A rtistas e produtores culturais encontram-se apreensivos com a iniciativa do Ministério da Cultura em substituir a Lei Rouanet – que permite a renúncia fiscal para patrocínio em projetos culturais – pelo projeto de lei de iniciativa do governo instituindo o Programa de Fomento e Incentivo à Cultura (Profic).
A preocupação tem sua razão. No Brasil, o empresariado não tem tradição de incentivo à cultura e foram necessários 15 anos de vigência da Lei Rouanet para impulsão dessa prática, muito tímida ainda.

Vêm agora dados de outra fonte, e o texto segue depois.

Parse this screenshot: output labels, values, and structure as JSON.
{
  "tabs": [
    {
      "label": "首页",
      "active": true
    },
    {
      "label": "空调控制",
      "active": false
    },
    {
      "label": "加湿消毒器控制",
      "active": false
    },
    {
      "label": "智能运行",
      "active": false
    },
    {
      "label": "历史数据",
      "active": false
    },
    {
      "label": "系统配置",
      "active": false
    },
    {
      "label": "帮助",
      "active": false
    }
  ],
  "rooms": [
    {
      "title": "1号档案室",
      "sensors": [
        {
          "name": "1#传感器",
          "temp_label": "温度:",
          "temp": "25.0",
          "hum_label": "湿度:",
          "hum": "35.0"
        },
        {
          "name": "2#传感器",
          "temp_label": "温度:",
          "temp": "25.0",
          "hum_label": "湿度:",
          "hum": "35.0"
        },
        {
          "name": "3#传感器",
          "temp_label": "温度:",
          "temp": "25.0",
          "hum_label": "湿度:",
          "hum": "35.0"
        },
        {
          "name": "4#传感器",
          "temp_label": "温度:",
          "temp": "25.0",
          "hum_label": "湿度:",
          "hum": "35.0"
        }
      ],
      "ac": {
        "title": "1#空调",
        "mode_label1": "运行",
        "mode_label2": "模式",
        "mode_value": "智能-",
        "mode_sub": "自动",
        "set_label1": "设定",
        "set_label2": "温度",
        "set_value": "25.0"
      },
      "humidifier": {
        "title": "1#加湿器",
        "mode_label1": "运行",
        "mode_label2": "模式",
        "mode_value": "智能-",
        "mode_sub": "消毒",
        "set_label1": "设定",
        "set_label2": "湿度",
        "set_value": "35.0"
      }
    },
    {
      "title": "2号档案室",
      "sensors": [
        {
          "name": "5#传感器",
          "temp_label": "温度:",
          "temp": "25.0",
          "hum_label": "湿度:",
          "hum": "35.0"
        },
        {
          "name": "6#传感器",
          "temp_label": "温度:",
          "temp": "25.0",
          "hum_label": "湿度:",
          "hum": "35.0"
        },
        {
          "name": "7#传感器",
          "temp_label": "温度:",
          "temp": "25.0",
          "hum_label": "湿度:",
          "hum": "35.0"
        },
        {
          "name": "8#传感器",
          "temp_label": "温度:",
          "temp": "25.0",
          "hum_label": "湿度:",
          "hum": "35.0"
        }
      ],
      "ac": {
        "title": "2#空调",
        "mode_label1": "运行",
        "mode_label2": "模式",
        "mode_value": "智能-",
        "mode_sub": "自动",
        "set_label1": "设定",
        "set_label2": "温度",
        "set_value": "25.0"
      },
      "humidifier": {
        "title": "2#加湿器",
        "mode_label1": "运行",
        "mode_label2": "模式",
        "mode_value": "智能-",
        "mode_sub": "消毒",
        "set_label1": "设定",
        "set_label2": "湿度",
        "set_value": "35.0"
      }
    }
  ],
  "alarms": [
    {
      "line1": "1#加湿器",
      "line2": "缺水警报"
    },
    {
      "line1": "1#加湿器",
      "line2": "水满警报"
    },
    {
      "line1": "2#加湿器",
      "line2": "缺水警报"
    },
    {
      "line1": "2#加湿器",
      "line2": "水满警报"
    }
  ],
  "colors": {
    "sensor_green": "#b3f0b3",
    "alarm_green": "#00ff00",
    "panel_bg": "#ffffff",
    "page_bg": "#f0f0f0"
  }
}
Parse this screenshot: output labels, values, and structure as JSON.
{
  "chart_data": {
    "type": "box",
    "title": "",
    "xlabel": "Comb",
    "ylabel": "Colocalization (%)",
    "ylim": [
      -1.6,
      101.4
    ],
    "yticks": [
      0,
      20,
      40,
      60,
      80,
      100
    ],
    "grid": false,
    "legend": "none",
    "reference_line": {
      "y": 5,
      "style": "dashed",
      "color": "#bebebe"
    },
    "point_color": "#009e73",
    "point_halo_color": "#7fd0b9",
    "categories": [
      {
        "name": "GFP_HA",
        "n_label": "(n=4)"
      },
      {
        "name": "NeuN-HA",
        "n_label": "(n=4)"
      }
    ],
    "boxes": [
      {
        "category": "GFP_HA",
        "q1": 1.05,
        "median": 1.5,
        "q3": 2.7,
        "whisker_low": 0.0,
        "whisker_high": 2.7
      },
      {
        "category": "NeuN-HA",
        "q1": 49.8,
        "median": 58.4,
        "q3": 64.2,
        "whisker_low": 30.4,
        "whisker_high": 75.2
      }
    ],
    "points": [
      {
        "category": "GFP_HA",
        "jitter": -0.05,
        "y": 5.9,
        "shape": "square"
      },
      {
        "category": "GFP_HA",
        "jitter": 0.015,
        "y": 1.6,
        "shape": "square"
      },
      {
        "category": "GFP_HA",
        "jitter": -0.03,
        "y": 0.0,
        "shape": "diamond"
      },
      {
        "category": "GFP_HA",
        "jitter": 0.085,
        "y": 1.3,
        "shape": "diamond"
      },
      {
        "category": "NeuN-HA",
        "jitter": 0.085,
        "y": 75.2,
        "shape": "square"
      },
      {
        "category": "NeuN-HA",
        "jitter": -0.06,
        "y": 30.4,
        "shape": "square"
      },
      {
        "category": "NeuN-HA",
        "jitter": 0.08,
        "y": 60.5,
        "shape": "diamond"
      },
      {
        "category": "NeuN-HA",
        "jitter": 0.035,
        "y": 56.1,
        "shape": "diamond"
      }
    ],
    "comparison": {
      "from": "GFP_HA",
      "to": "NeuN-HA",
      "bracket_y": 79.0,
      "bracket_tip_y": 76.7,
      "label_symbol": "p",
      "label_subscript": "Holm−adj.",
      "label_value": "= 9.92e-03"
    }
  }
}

Por certo, a Lei Rouanet necessita de aperfeiçoamentos, mas a sua substituição integral na forma sugerida pelo Ministério da Cultura poderá significar um retrocesso e um desestímulo às poucas empresas que aportam recursos na produção cultural, e inoportuna migração desses recursos para o esporte ou para o setor audiovisual, segmentos detentores de incentivos muito mais atraentes financeiramente.
Sabe-se que a lei, para legítima incorporação ao ordenamento, deve atender aos requisitos de constitucionalidade. No caso, a análise do anteprojeto originado no Ministério da Cultura evidencia diversas imperfeições, algumas que remetem a proposta ao negativo universo de insegurança jurídica.
Ao estabelecer critérios subjetivos para avaliação de projetos culturais, especialmente ao determinar o requisito preconceituoso de “alta relevância cultural”; manter indefinição quanto à composição da Comissão Nacional de Incentivo à Cultura (CNIC), responsável pela avaliação dos projetos culturais a serem incentivados; aumentar os recursos do Fundo Nacional de Cultura (FNC), sem definir os critérios de sua distribuição; e remeter diversas matérias à posterior regulamentação pelo próprio ministério, o anteprojeto descortina sua aura de insegurança e ilegalidade, expondo sua fragilidade constitucional. São vários os artigos do anteprojeto que remetem sua regulamentação exclusivamente à administração pública, o que revela o propósito do Ministério da Cultura e do poder público de manipulação dos critérios de avaliação dos projetos culturais e as verbas do Fundo Nacional de Cultura, sendo, portanto, pertinente a preocupação do setor quanto à real possibilidade de se concretizar o que a classe artística vem chamando de “dirigismo cultural”. Ademais, o anteprojeto avança em imprópria alteração da Lei de Direitos Autorais (Lei 9.610/98), ao dispor em seu artigo 49 que todas as obras desenvolvidas a partir de incentivo fiscal poderão ser, de forma livre e discricionária, utilizadas pelo poder público, o que, além de trazer o Estado para concorrer com os produtores culturais na distribuição e comercialização das obras intelectuais, legitimando a hipótese de um uso livre inexistente na legislação especial, e em total afronta à norma da Constituição da República, que em seu artigo 5º, XXVIII, assegura ao criador o direito exclusivo de dispor sobre a sua criação. Ao prevalecer um dispositivo dessa natureza, haverá um aumento no valor das licenças das obras intelectuais e uma retração dos criadores, que não saberão o real desdobramento da utilização de suas obras nos projetos culturais. Ademais, certamente os patrocinadores ficarão receosos em disponibilizar recursos em projetos culturais, cujo retorno ficará prejudicado não só pela concorrência do Estado, como também pelo risco de uso político e eleitoreiro das obras criadas.
Outro aspecto a ser considerado é o fato de que a revogação da Lei Rouanet acarretará a submissão do novo diploma legal à Lei de Diretrizes Orçamentárias (LDO), impondo, consequentemente, a renovação quinquenal dos incentivos fiscais, mais ainda agravando as incertezas e dificuldades do setor, em especial produtores e patrocinadores que investem em projetos culturais duradouros e contínuos.
Não é a primeira vez que o governo tenta controlar a informação e a cultura. O famigerado projeto de criação da Agência Nacional do Audiovisual (Ancinav) foi um exemplo devidamente rechaçado pela sociedade, que, agora, se depara com situação similar. É justo que o setor das artes se insurja contra tais iniciativas antidemocráticas. O controle da cultura revela uma época de arbítrio que o Brasil deseja esquecer, pois somente com a liberdade criativa se constrói a verdadeira e autêntica identidade de um país. A Lei Rouanet reclama ajustes para melhorá-la, e não a sua substituição por outra pior.